無投票での再選を主張する声も相次いでいる。衆院の解散・総選挙の足音が近づくなか、「いまは党が一枚岩になるべき時」というわけだ。
小沢氏の政策や政治手法に不満を漏らす議員は少なくないのに、対立候補を擁立する動きが盛り上がらない。代表選を戦えば党内に亀裂が残り、総選挙に向けての一体感が失われかねないという心配からなのだろう。

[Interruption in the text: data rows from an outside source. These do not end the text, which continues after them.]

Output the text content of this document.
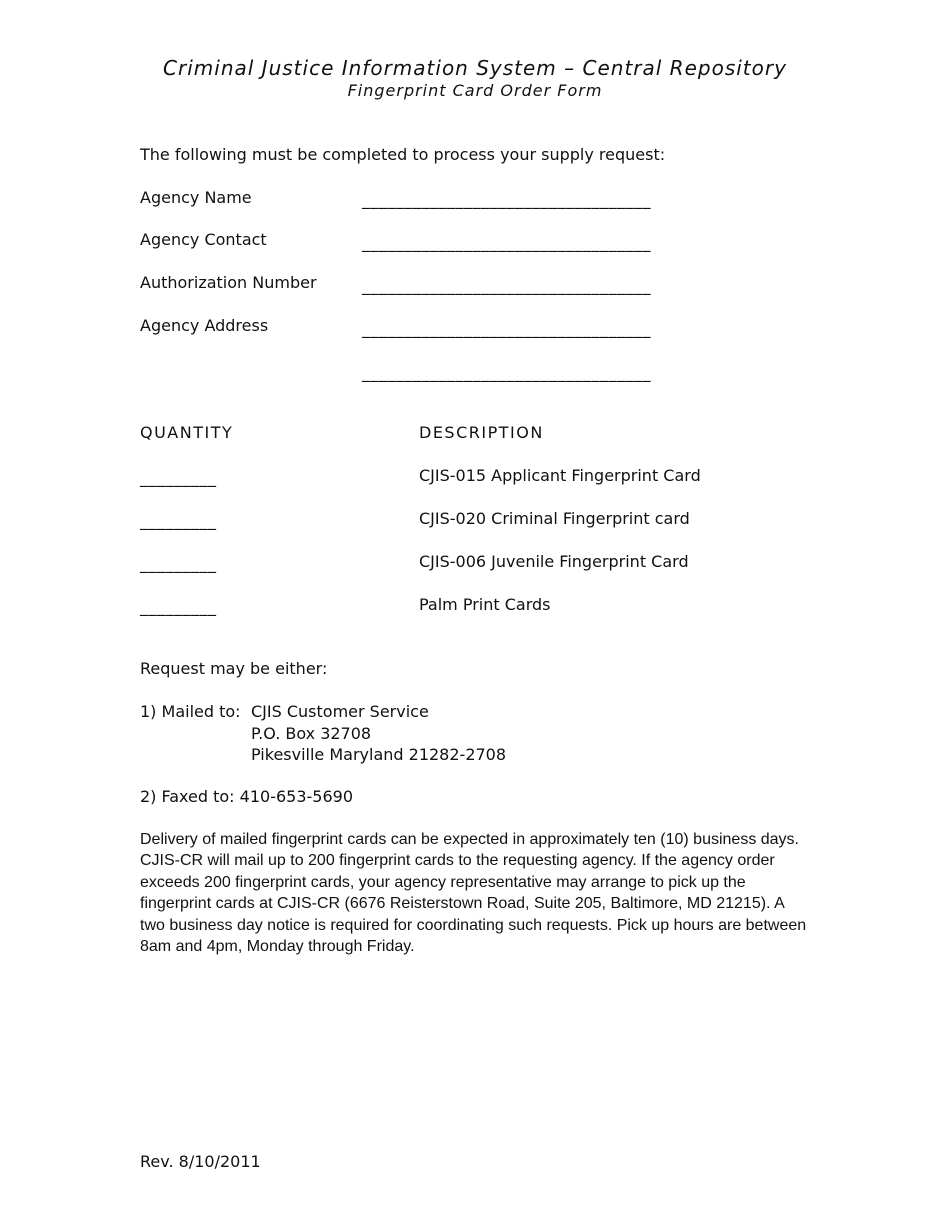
Criminal Justice Information System – Central Repository
Fingerprint Card Order Form
The following must be completed to process your supply request:
Agency Name	__________________________________
Agency Contact	__________________________________
Authorization Number	__________________________________
Agency Address	__________________________________
__________________________________
QUANTITY	DESCRIPTION
_________	CJIS-015 Applicant Fingerprint Card
_________	CJIS-020 Criminal Fingerprint card
_________	CJIS-006 Juvenile Fingerprint Card
_________	Palm Print Cards
Request may be either:
1) Mailed to: CJIS Customer Service
P.O. Box 32708
Pikesville Maryland 21282-2708
2) Faxed to: 410-653-5690
Delivery of mailed fingerprint cards can be expected in approximately ten (10) business days. CJIS-CR will mail up to 200 fingerprint cards to the requesting agency. If the agency order exceeds 200 fingerprint cards, your agency representative may arrange to pick up the fingerprint cards at CJIS-CR (6676 Reisterstown Road, Suite 205, Baltimore, MD 21215). A two business day notice is required for coordinating such requests. Pick up hours are between 8am and 4pm, Monday through Friday.
Rev. 8/10/2011
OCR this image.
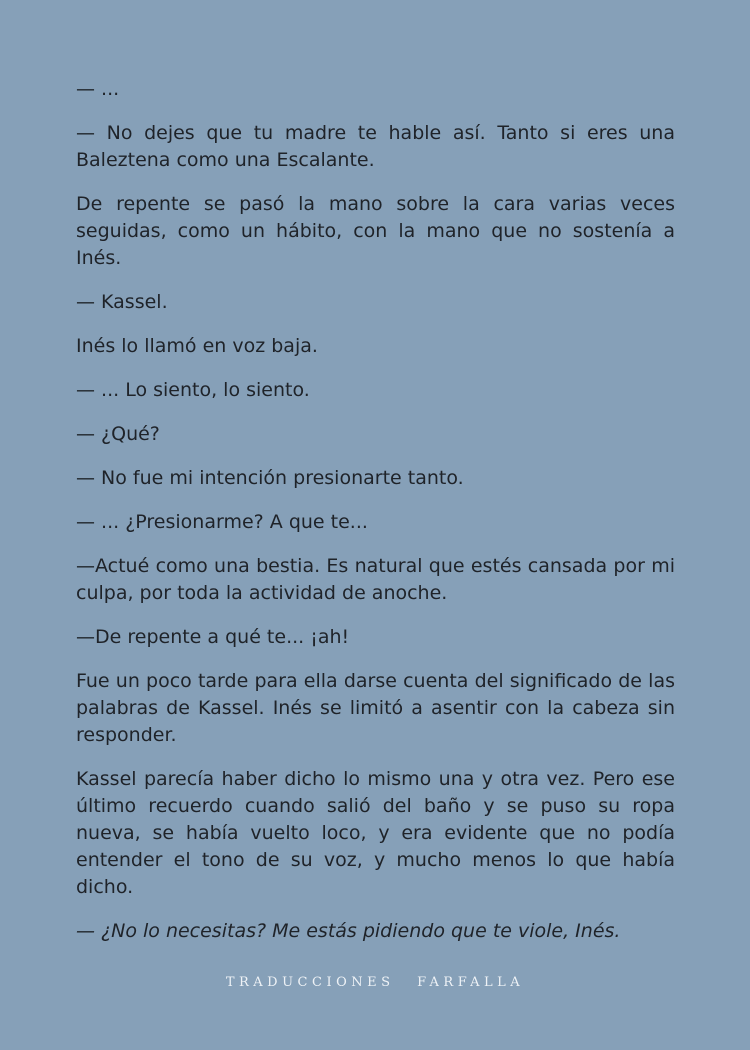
— ...

— No dejes que tu madre te hable así. Tanto si eres una Baleztena como una Escalante.

De repente se pasó la mano sobre la cara varias veces seguidas, como un hábito, con la mano que no sostenía a Inés.

— Kassel.

Inés lo llamó en voz baja.

— ... Lo siento, lo siento.

— ¿Qué?

— No fue mi intención presionarte tanto.

— ... ¿Presionarme? A que te...

—Actué como una bestia. Es natural que estés cansada por mi culpa, por toda la actividad de anoche.

—De repente a qué te... ¡ah!

Fue un poco tarde para ella darse cuenta del significado de las palabras de Kassel. Inés se limitó a asentir con la cabeza sin responder.

Kassel parecía haber dicho lo mismo una y otra vez. Pero ese último recuerdo cuando salió del baño y se puso su ropa nueva, se había vuelto loco, y era evidente que no podía entender el tono de su voz, y mucho menos lo que había dicho.

— ¿No lo necesitas? Me estás pidiendo que te viole, Inés.

TRADUCCIONES FARFALLA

だが、そんなことで政権をめざす2大政党の一翼と言えるのか。
昨夏の参院選で大勝し、次の総選挙でいよいよ政権取りに手をかける。それが民主党の基本戦略だろう。そのためには、2年に1度の代表選を政権党としての信頼と期待を勝ち得る機会としなければならないはずだ。
代表選の意義ははっきりしている。
民主党が政権を取れば日本の政治と社会をどう変えるのか、その具体的なビジョンを指し示すことだ。そして、そのための明確な戦略を打ち出す。つまりは、政権奪取への本気度を有権者に得心させることにほかならない。
何より大切なのは政策だ。たとえば前原誠司前代表が提起している疑問にどうこたえるのか。民主党は参院選の公約で、農家への戸別所得補償などの政策を掲げた。それに必要な15.3兆円の財源を「行政のムダ排除」で生み出すと訴えた。そんなことは無理だ、と前原氏は繰り返し主張している。
こんな基本的な政策で、現代表と前代表が対立するというのは異常なことだ。これで安心して民主党に1票を投じてくれと言われたら、有権者がたじろいだとしても無理はない。
党内世論では優位に立つ小沢氏だが、国民の評価はさほどでもないとの世論調査結果もある。
朝日新聞の調査では、小沢氏の代表としての言動について「あまり評価しない」「まったく評価しない」という人があわせて61%もいた。福田首相と小沢氏のどちらが首相にふさわしいかとの質問には、福田氏の37%に対し、小沢氏は28%と水をあけられた。
日銀総裁人事で不同意を繰り返すなど、徹底した対決路線への批判もあるのだろう。そうした戦略は果たして政権交代に有利なのかどうか。
政策や政権戦略について複数の候補がオープンな議論を戦わせて初めて、有権者は納得できるし、党の活力も生まれる。その点では、ライバル自民党に一歩も二歩も後れをとっていることを自覚しなければならない。
しこりを恐れるといった内向きの論理で代表選を無風に終わらせるのは、あまりにも惜しい。我こそはと思う議員は手を挙げるべきだ。